Often when tragedy hits, people question God. Why would this happen? Wouldn't a loving God take better care of His people? Why me? Couldn't God have prevented it?

There are not easy answers to these questions, but the statement above gives us insight, if we're willing to look into it.

Tragedy, by its very nature, is never pleasant. It's painful, heart-wrenching, and devastating. Loss is never easy. Whether it's the loss of a loved one, the loss of a job, of possessions, or of your home. We have an expectation that life's supposed to be easy and go our way. Bad things aren't supposed to happen and when they do, we're caught off guard and want to blame God.

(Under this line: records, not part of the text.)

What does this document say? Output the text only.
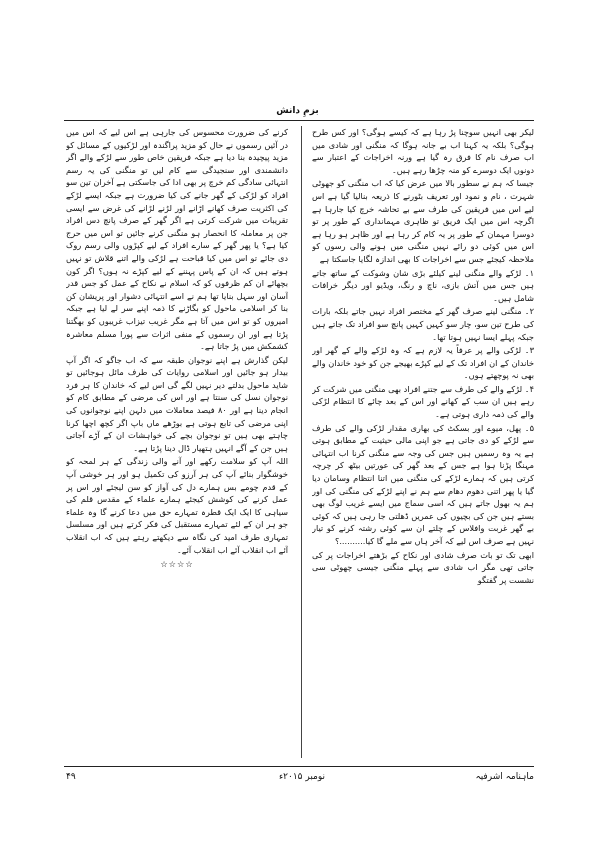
بزمِ دانش

لیکر بھی انہیں سوچنا پڑ رہا ہے کہ کیسے ہوگی؟ اور کس طرح ہوگی؟ بلکہ یہ کہنا اب بے جانہ ہوگا کہ منگنی اور شادی میں اب صرف نام کا فرق رہ گیا ہے ورنہ اخراجات کے اعتبار سے دونوں ایک دوسرے کو منہ چڑھا رہے ہیں۔

جیسا کہ ہم نے سطور بالا میں عرض کیا کہ اب منگنی کو جھوٹی شہرت ، نام و نمود اور تعریف بٹورنے کا ذریعہ بنالیا گیا ہے اس لیے اس میں فریقین کی طرف سے بے تحاشہ خرچ کیا جارہا ہے اگرچہ اس میں ایک فریق تو ظاہری مہمانداری کے طور پر تو دوسرا مہمان کے طور پر یہ کام کر رہا ہے اور ظاہر ہو رہا ہے اس میں کوئی دو رائے نہیں منگنی میں ہونے والی رسوں کو ملاحظہ کیجئے جس سے اخراجات کا بھی اندازہ لگایا جاسکتا ہے

۱۔ لڑکے والے منگنی لینے کیلئے بڑی شان وشوکت کے ساتھ جاتے ہیں جس میں آتش بازی، ناچ و رنگ، ویڈیو اور دیگر خرافات شامل ہیں۔

۲۔ منگنی لینے صرف گھر کے مختصر افراد نہیں جاتے بلکہ بارات کی طرح تین سو، چار سو کہیں کہیں پانچ سو افراد تک جاتے ہیں جبکہ پہلے ایسا نہیں ہوتا تھا۔

۳۔ لڑکی والے پر عرفاً یہ لازم ہے کہ وہ لڑکے والے کے گھر اور خاندان کے ان افراد تک کے لیے کپڑے بھیجے جن کو خود خاندان والے بھی نہ پوچھتے ہوں۔

۴۔ لڑکے والے کی طرف سے جتنے افراد بھی منگنی میں شرکت کر رہے ہیں ان سب کے کھانے اور اس کے بعد چائے کا انتظام لڑکی والے کی ذمہ داری ہوتی ہے۔

۵۔ پھل، میوے اور بسکٹ کی بھاری مقدار لڑکی والے کی طرف سے لڑکے کو دی جاتی ہے جو اپنی مالی حیثیت کے مطابق ہوتی ہے یہ وہ رسمیں ہیں جس کی وجہ سے منگنی کرنا اب انتہائی مہنگا پڑنا ہوا ہے جس کے بعد گھر کی عورتیں بیٹھ کر چرچہ کرتی ہیں کہ ہمارے لڑکے کی منگنی میں اتنا انتظام وسامان دیا گیا یا پھر اتنی دھوم دھام سے ہم نے اپنے لڑکے کی منگنی کی اور ہم یہ بھول جاتے ہیں کہ اسی سماج میں ایسے غریب لوگ بھی بستے ہیں جن کی بچیوں کی عمریں ڈھلتی جا رہی ہیں کہ کوئی بے گھر غربت وافلاس کے چلتے ان سے کوئی رشتہ کرنے کو تیار نہیں ہے صرف اس لیے کہ آخر ہاں سے ملے گا کیا..........؟

ابھی تک تو بات صرف شادی اور نکاح کے بڑھتے اخراجات پر کی جاتی تھی مگر اب شادی سے پہلے منگنی جیسی چھوٹی سی نشست پر گفتگو

کرنے کی ضرورت محسوس کی جارہی ہے اس لیے کہ اس میں در آئیں رسموں نے حال کو مزید پراگندہ اور لڑکیوں کے مسائل کو مزید پیچیدہ بنا دیا ہے جبکہ فریقین خاص طور سے لڑکے والے اگر دانشمندی اور سنجیدگی سے کام لیں تو منگنی کی یہ رسم انتہائی سادگی کم خرچ پر بھی ادا کی جاسکتی ہے آخران تین سو افراد کو لڑکی کے گھر جانے کی کیا ضرورت ہے جبکہ ایسے لڑکے کی اکثریت صرف کھانے اڑانے اور لڑنے لڑانے کی غرض سے ایسی تقریبات میں شرکت کرتی ہے اگر گھر کے صرف پانچ دس افراد جن پر معاملہ کا انحصار ہو منگنی کرنے جائیں تو اس میں حرج کیا ہے؟ یا پھر گھر کے سارے افراد کے لیے کپڑوں والی رسم روک دی جائے تو اس میں کیا قباحت ہے لڑکی والے اتنے قلاش تو نہیں ہوتے ہیں کہ ان کے پاس پہننے کے لیے کپڑے نہ ہوں؟ اگر کون بچھائے ان کم ظرفوں کو کہ اسلام نے نکاح کے عمل کو جس قدر آسان اور سہل بنایا تھا ہم نے اسے انتہائی دشوار اور پریشان کن بنا کر اسلامی ماحول کو بگاڑنے کا ذمہ اپنے سر لے لیا ہے جبکہ امیروں کو تو اس میں آتا ہے مگر غریب تیزاب غریبوں کو بھگتنا پڑتا ہے اور ان رسموں کے منفی اثرات سے پورا مسلم معاشرہ کشمکش میں پڑ جاتا ہے۔

لیکن گذارش ہے اپنے نوجوان طبقہ سے کہ اب جاگو کہ اگر آپ بیدار ہو جائیں اور اسلامی روایات کی طرف مائل ہوجائیں تو شاید ماحول بدلتے دیر نہیں لگے گی اس لیے کہ خاندان کا ہر فرد نوجوان نسل کی سنتا ہے اور اس کی مرضی کے مطابق کام کو انجام دینا ہے اور ۸۰ فیصد معاملات میں دلہن اپنے نوجوانوں کی اپنی مرضی کی تابع ہوتی ہے بوڑھے ماں باپ اگر کچھ اچھا کرنا چاہتے بھی ہیں تو نوجوان بچے کی خواہشات ان کے آڑے آجاتی ہیں جن کے آگے انہیں ہتھیار ڈال دینا پڑتا ہے۔

اللہ آپ کو سلامت رکھے اور آنے والی زندگی کے ہر لمحہ کو خوشگوار بنائے آپ کی ہر آرزو کی تکمیل ہو اور ہر خوشی آپ کے قدم چومے بس ہمارے دل کی آواز کو سن لیجئے اور اس پر عمل کرنے کی کوشش کیجئے ہمارے علماء کے مقدس قلم کی سیاہی کا ایک ایک قطرہ تمہارے حق میں دعا کرنے گا وہ علماء جو ہر ان کے لئے تمہارے مستقبل کی فکر کرتے ہیں اور مسلسل تمہاری طرف امید کی نگاہ سے دیکھتے رہتے ہیں کہ اب انقلاب آئے اب انقلاب آئے اب انقلاب آئے۔

☆☆☆☆

ماہنامہ اشرفیہ
نومبر ۲۰۱۵ء
۴۹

However, while in control of every detail of everything in the universe, God is not to blame. God knew before He set the foundations of the earth that sin would enter the world, and with it pain, disaster, and trials. But just as we have children knowing that they will most likely rebel against us, God created us for the love that would be returned in relationship.

Our parental instinct tells us that we'd protect our children from everything bad that we can, and wouldn't God do the same if He loved us? No. Because easy and pleasant isn't always what's best for us.

One of the reasons my heart is so drawn towards the people who most recently experienced tragedy in the form of devastating tornadoes is because I've lived through a natural disaster. Not nearly as life-changing as what most people are going through now, but I have an inkling of the emotions and difficulties attached. And so I'm compelled to give.

And so are thousands of other people. Whether they've been through disasters or not. They are compelled to help others who are hurting. Whether they know them or not. They are cleaning out their houses, buying extra groceries, delivering goods and donating money.

People are coming together to help each other.

And this is only one way good comes from tragedy. We are willing to get out of our regular routine and get outside our selfishness and think of others. It brings joy to us to be useful and joy to those we help to know someone cares.

The good that can come out of tragedy doesn't take away the pain, but it helps lesson it. It doesn't make it easy, but it makes it easier.

When I recognize what others have lost and focus on what I can do for them, I quit grumbling about the little things like a clogged sink or stepping on legos or piles of laundry. And I will learn to always Praise God in the Storms.